J'en viens, en deuxième lieu, à la position de Free sur le marché des télécoms. Les grandes lignes de la stratégie de notre société n'ont guère évolué ces quinze dernières années : il s'agit de proposer aux consommateurs des offres simples, telles que dans le mobile avec seulement deux forfaits mensuels (2 ou 20 euros). Deux ans après notre arrivée dans ce secteur, nous disposons au total de près de neuf millions d'abonnés. Notre groupe, qui a dégagé un chiffre d'affaires proche de 4 milliards d'euros, est celui qui investit le plus en valeur relative. Jusqu'à la moitié du chiffre d'affaires a pu être consacrée à l'investissement ces dernières années. Le taux d'investissement est aujourd'hui de l'ordre de 25 %, bien au-dessus de la moyenne du secteur.

Dans quels secteurs notre société investit-elle ? Tout d'abord, dans le déploiement de ses réseaux, notamment le réseau mobile qui couvre pour le moment 65 % de la population et qui en desservira 75 % en janvier 2015. Notre investissement dans les réseaux est le moyen pour nous d'être leader en matière d'innovation et d'être rentable. C'est d'ailleurs ce qu'il s'est passé sur le marché de l'Adsl ou seuls les trois opérateurs qui ont investi dans les réseaux sont présents aujourd'hui.

Troisièmement, nous nous inscrivons en faux contre ceux, comme récemment encore le rapport de l'Institut de l'audiovisuel et des télécommunications en Europe (IDATE), qui dressent un paysage noir du secteur des télécoms en France.

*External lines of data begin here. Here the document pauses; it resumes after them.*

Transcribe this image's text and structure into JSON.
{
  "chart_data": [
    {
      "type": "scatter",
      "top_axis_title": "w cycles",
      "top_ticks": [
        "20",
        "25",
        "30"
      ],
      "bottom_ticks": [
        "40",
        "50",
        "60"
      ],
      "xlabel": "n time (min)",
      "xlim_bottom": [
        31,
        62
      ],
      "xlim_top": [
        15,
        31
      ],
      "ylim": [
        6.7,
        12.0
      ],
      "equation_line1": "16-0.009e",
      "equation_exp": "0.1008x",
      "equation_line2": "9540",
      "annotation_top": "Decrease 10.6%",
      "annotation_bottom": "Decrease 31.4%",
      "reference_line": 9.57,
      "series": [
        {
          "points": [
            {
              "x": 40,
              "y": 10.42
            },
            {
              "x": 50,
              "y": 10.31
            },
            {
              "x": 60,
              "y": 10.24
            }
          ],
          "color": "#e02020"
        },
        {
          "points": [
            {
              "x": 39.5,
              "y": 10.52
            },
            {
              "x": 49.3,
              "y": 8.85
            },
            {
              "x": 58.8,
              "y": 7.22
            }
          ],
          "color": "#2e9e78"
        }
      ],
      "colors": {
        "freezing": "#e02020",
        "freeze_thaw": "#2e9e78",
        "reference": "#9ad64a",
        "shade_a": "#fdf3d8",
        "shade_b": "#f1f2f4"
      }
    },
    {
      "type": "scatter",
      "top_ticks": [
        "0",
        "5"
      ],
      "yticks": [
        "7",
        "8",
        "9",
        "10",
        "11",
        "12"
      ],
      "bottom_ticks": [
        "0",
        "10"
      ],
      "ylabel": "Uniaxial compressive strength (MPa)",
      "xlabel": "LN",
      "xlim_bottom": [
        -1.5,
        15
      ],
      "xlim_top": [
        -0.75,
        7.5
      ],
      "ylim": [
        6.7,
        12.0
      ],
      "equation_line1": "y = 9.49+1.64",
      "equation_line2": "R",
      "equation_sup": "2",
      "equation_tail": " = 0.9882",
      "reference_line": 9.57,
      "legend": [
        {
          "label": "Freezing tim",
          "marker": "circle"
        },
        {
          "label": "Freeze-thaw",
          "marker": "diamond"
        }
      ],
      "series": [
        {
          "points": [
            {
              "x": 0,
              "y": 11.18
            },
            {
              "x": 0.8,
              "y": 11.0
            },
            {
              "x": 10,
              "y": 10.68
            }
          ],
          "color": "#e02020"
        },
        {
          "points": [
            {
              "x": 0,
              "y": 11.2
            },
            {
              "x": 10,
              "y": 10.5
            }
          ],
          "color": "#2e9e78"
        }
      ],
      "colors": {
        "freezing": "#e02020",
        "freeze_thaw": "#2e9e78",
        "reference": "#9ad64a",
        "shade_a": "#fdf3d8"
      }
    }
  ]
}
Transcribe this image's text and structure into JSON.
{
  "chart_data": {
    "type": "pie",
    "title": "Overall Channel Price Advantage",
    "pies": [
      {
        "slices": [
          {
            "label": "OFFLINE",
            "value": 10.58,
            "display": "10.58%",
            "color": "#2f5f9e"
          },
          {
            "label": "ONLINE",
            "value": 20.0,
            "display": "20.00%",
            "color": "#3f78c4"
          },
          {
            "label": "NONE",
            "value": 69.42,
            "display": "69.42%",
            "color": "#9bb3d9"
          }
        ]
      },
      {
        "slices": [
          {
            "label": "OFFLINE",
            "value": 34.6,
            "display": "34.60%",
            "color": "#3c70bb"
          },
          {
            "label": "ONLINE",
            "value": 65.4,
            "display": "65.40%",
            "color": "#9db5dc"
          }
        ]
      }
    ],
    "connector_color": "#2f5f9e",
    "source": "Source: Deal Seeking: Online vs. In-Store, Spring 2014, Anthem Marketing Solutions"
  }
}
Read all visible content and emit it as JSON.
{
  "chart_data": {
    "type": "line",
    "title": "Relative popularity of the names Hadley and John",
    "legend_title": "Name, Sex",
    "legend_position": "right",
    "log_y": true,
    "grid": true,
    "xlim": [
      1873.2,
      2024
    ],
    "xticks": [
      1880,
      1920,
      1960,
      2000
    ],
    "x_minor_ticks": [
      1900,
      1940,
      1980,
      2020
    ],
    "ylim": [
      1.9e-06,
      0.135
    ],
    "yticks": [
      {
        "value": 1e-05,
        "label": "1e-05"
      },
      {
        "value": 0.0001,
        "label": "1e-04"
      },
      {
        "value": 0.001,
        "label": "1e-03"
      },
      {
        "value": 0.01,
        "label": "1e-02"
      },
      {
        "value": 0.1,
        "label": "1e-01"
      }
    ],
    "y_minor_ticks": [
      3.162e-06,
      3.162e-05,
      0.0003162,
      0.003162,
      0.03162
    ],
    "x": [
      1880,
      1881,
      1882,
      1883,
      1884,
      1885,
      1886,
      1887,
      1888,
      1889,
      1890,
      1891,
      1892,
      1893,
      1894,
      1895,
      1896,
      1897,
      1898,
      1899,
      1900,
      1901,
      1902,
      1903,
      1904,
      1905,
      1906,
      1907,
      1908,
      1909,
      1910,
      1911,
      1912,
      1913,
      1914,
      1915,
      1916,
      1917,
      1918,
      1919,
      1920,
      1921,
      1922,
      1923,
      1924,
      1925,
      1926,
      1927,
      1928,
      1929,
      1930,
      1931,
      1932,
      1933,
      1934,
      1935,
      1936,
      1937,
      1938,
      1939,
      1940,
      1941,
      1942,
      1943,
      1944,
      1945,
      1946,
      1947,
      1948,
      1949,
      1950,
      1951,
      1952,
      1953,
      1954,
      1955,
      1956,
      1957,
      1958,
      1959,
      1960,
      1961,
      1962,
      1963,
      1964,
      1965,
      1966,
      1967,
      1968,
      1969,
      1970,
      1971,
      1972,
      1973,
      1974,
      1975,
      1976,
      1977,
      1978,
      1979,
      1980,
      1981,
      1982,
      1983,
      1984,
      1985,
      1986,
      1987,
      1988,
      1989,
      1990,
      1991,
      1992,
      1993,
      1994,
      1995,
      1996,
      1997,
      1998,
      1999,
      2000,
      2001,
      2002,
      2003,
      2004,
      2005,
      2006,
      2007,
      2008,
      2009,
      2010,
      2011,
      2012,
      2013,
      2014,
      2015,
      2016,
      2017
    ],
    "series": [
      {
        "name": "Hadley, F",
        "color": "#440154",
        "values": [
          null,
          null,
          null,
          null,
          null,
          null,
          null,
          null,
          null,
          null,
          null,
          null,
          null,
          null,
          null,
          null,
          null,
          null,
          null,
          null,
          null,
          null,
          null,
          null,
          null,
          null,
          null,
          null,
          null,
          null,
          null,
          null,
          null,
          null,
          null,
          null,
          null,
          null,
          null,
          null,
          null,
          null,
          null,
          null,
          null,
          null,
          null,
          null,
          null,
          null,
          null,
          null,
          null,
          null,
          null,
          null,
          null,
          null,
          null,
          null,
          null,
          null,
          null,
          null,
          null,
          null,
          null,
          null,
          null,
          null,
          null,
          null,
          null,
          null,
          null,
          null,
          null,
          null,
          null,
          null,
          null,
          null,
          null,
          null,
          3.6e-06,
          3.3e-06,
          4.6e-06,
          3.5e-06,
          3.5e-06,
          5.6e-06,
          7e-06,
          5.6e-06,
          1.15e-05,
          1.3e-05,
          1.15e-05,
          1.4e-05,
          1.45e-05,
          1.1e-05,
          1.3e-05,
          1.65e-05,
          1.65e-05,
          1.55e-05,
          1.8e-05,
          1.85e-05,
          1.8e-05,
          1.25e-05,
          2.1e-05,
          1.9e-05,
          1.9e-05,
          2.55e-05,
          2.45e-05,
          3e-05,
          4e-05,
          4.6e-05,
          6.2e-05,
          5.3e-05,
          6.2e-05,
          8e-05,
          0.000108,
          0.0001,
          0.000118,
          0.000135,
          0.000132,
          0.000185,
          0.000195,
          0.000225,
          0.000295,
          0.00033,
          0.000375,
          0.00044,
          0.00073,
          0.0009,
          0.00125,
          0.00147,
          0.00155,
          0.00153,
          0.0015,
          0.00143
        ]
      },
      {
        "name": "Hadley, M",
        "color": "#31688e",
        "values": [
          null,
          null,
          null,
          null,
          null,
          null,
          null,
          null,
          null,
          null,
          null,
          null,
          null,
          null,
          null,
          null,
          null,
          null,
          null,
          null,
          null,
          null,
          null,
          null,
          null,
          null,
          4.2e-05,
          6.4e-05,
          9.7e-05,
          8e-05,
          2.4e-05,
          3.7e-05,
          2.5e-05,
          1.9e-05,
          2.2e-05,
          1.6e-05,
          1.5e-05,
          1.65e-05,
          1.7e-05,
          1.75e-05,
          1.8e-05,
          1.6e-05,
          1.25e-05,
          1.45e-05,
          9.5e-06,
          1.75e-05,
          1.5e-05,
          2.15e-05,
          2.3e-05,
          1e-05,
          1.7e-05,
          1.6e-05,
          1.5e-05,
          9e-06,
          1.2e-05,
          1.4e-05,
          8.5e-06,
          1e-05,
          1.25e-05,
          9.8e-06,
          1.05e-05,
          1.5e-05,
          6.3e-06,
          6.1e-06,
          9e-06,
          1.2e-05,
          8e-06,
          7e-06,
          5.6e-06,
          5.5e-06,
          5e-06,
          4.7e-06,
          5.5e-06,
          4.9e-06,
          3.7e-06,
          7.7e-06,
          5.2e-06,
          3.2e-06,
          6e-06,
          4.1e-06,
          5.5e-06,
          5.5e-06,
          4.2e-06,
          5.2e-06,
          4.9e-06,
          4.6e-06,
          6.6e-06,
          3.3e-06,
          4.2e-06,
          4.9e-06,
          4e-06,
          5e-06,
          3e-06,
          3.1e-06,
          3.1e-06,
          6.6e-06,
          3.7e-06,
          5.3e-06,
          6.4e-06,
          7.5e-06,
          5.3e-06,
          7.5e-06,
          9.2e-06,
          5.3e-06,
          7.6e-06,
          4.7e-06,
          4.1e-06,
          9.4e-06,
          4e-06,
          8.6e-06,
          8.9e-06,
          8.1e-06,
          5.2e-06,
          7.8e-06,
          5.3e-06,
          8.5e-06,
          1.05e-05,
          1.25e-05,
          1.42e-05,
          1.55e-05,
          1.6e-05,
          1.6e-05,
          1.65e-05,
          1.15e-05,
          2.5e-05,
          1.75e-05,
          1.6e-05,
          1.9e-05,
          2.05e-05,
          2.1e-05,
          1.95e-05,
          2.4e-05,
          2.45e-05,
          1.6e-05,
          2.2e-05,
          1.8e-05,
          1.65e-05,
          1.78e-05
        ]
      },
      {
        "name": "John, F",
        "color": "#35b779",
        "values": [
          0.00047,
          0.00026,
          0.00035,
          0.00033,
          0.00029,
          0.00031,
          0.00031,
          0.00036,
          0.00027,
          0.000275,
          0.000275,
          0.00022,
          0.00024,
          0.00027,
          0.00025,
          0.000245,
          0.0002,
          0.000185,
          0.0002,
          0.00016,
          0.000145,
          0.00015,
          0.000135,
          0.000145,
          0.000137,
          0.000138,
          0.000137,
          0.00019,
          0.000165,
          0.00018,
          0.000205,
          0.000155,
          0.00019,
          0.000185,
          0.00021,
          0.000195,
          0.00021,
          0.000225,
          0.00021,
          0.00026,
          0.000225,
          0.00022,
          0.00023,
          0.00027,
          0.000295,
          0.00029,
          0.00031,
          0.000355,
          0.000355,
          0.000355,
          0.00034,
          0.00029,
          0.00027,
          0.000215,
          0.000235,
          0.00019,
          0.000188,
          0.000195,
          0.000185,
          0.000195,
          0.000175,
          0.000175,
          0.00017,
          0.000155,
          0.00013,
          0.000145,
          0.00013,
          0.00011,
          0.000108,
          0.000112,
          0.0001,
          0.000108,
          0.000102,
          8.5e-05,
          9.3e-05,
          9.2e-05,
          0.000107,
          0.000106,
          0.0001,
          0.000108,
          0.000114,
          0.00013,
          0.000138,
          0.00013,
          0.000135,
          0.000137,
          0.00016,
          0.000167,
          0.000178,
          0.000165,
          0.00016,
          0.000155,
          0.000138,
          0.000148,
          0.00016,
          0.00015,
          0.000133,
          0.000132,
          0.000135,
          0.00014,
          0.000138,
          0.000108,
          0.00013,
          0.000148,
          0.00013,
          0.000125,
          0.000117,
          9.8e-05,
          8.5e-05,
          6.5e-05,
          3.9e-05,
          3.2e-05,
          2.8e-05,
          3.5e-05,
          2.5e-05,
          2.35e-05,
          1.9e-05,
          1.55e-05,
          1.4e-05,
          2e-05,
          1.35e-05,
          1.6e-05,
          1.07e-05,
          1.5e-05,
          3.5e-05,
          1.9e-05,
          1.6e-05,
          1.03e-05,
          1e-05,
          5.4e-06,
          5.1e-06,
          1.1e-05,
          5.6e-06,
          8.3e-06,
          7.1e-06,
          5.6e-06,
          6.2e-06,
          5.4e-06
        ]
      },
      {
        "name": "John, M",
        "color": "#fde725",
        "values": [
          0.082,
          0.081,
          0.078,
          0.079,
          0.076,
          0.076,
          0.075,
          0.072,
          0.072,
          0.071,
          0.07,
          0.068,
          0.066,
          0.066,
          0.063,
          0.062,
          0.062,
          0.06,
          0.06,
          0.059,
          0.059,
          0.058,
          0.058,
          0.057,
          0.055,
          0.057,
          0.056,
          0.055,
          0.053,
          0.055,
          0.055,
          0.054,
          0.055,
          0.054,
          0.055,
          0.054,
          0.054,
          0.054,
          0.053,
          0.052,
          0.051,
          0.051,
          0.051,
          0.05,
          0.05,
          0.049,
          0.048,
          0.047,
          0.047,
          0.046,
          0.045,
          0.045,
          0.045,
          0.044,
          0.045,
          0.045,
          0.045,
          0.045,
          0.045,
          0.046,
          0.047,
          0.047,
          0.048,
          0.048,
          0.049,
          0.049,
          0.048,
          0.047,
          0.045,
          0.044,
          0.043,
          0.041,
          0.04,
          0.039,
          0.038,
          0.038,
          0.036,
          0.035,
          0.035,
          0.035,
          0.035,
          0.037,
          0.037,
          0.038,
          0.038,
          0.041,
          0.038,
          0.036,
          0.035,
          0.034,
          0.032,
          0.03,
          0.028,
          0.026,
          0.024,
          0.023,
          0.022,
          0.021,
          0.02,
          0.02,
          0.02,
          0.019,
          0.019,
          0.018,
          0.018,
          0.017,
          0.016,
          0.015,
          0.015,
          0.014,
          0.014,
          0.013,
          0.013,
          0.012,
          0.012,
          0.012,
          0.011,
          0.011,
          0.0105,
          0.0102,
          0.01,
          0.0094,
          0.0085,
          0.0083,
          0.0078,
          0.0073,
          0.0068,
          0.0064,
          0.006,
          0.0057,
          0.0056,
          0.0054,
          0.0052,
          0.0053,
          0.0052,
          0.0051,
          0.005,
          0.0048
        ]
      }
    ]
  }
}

Au contraire, de nombreux éléments plaident en faveur de l'avance française dans le secteur numérique : la bonne culture des ménages français dans ce domaine, avec près de 80 % de taux d'équipement en triple play, soit un niveau supérieur aux Allemands, aux Espagnols et aux Italiens et identique aux Anglais ; d'excellents réseaux fixes et mobile, un démarrage très rapide de la 4G sans doute dû à notre présence comme quatrième opérateur. Rappelez-vous combien de temps il a fallu pour lancer la 3G du temps de l'oligopole...

Les opérateurs historiques, contrairement à ce qu'ils indiquent souvent, dégagent les cash-flow nécessaires au financement de leurs investissements : SFR parvient même à atteindre un milliard d'euros de bénéfices et Bouygues Telecom, qui doit désormais investir massivement dans le fixe, dispose d'une trésorerie couvrant l'ensemble de ses investissements.

L'approche française en matière de réseau de fibre optique jusqu'au domicile (FTTH) nous paraît singulière : l'objectif ambitieux, annoncé par le précédent président de la République et confirmé par son successeur, de couvrir l'essentiel du territoire d'ici à 2022, nous paraît irréaliste. Il nous semble, en revanche, préférable d'adopter un timing plus raisonnable et de jouer de la complémentarité des technologies. Il faut bien sûr déployer le FTTH, mais aussi moderniser le réseau cuivre existant en complémentarité avec celui de la fibre optique.

S'agissant de la consolidation, qui constituera mon quatrième point, le rapprochement en cours entre Numericable et SFR devrait avoir un impact sur le plan du très haut débit et entraîner la concentration des efforts d'investissement de tous les acteurs sur la zone dense là où le câble est déjà déployé.